General procedure for the reaction of unsymmetrical carbonates with (2-phenylethyl)amine (Table  [¹] and Table  [²] ): In a 25 mL round-bottom flask, the amine (9.30 mmol) and the carbonate (18.50 mmol) were added, followed by either zinc acetate (0.46 mmol) or potassium tert-butoxide (2.30 mmol). The reaction mixture was heated to 60 ˚C with continuous agitation. Samples were taken at regular time intervals and analysed by ¹H NMR spectroscopy (see Supporting Information).

11

General procedure for the reaction of symmetrical carbonates with (2-phenylethyl)amine (Table  [³] and Table  [4] ). In a 25 mL round-bottom flask, the amine (9.30 mmol), DMC (18.50 mmol) and the carbonate (18.50 mmol) were added, followed by either zinc acetate (0.46 mmol) or potassium tert-butoxide (2.30 mmol). The reaction mixture was heated to 60 ˚C with continuous agitation.
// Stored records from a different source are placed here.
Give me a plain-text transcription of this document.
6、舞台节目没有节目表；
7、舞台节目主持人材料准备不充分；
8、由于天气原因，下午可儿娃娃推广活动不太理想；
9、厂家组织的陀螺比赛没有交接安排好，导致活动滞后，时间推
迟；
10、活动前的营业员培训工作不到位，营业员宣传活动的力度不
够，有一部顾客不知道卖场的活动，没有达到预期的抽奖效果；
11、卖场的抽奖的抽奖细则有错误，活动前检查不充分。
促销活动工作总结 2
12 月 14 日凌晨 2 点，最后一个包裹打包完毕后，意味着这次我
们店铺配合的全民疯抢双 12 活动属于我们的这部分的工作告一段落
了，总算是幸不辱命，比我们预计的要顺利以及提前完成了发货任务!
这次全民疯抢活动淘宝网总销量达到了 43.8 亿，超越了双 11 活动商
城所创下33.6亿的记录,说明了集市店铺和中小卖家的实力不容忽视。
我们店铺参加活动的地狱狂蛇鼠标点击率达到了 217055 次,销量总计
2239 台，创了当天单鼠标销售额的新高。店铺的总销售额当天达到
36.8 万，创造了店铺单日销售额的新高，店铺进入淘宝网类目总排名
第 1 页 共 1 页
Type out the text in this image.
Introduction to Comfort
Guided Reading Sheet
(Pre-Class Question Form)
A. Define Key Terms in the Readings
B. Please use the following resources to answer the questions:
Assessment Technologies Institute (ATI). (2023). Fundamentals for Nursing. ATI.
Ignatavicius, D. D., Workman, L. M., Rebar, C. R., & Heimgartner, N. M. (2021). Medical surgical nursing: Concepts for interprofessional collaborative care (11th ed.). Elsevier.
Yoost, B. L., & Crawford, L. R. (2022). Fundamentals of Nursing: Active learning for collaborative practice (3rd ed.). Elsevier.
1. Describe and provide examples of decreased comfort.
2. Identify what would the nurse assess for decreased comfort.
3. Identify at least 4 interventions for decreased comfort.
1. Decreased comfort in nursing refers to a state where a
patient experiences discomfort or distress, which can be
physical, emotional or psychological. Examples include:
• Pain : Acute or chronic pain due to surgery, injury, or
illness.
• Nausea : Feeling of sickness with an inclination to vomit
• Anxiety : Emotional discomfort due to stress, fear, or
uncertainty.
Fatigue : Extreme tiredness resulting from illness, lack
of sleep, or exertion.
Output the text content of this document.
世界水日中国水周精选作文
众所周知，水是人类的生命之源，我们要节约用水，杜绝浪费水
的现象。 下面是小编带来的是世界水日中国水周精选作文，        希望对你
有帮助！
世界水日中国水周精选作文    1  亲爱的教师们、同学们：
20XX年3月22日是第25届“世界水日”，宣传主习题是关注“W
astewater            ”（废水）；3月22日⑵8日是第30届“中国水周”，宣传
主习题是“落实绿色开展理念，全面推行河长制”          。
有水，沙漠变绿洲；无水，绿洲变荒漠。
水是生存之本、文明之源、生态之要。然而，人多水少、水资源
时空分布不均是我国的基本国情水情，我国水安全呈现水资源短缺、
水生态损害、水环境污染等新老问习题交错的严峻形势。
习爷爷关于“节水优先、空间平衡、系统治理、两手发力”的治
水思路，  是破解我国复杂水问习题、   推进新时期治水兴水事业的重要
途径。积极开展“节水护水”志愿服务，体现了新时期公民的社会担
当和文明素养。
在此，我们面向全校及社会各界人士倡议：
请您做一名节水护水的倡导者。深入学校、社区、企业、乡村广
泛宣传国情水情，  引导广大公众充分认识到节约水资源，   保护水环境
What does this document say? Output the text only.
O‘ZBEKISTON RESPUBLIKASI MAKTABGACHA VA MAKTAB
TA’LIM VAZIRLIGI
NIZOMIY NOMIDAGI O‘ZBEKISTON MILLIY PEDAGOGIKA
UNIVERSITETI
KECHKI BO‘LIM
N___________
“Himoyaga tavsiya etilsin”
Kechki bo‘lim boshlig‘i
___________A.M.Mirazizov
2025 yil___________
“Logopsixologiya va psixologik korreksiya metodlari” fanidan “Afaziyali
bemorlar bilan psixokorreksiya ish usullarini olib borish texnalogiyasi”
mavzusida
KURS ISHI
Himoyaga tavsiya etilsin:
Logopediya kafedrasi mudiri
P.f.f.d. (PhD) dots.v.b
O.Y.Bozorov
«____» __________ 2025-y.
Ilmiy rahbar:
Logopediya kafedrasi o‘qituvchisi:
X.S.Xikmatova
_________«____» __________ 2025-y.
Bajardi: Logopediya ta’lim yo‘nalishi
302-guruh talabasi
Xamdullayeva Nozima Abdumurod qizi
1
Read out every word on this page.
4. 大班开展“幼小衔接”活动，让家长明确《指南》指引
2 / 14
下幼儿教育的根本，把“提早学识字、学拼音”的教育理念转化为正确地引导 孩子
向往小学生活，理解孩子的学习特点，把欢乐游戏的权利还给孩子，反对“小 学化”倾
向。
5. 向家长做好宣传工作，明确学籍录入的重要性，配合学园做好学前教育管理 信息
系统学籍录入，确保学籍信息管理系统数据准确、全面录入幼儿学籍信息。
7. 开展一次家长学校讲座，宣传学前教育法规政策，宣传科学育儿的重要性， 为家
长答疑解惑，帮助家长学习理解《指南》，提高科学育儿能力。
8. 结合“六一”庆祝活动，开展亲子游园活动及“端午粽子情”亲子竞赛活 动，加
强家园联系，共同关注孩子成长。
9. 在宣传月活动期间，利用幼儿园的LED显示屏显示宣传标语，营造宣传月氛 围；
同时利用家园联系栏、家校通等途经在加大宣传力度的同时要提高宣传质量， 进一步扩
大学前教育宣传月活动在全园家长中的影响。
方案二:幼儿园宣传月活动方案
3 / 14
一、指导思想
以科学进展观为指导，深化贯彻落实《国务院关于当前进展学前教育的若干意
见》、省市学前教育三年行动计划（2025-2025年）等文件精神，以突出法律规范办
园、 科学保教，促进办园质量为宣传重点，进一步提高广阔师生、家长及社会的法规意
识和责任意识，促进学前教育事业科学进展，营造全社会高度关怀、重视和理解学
Samples were taken at regular time intervals and analysed by ¹H NMR spectroscopy (see Supporting Information).

12

General procedure for the reaction of amines with dimethyl carbonate (Table  [5] and Table  [6] ). In a 25 mL round-bottom flask, phenyl ethyl amine (4.65 mmol) the selected amine (4.65 mmol) and DMC (18.50 mmol) were added, followed by either zinc acetate (0.460 mmol) or potassium tert-butoxide (1.60 mmol). The solution was heated to 60 ˚C with continuous agitation. Samples were taken at regular time intervals and analysed by ¹H NMR spectroscopy (see Supporting Information).

14

General procedure for the transesterification of a urethane with an alcohol Table  [7] : In a 25 mL round-bottom flask, the urethane (9.30 mmol) and the alcohol (93.00 mmol) were added, followed by potassium tert-butoxide (11.60 mmol). The contents were heated to 60 ˚C with continuous agitation. Samples were taken at regular time intervals and analysed by ¹H NMR spectroscopy.

15

General procedure for the transesterification of methyl carbamates with alcohols (Table  [7] ). In a 25 mL round-bottom flask, the selected methyl carbamate (9.30 mmol) and the selected alcohols (93.00 mmol) were added, followed by potassium tert-butoxide (11.60 mmol). The solution was heated to the relevant temperature with continuous agitation. Samples were taken at regular time intervals and analysed by ¹H NMR spectroscopy (see Supporting Information).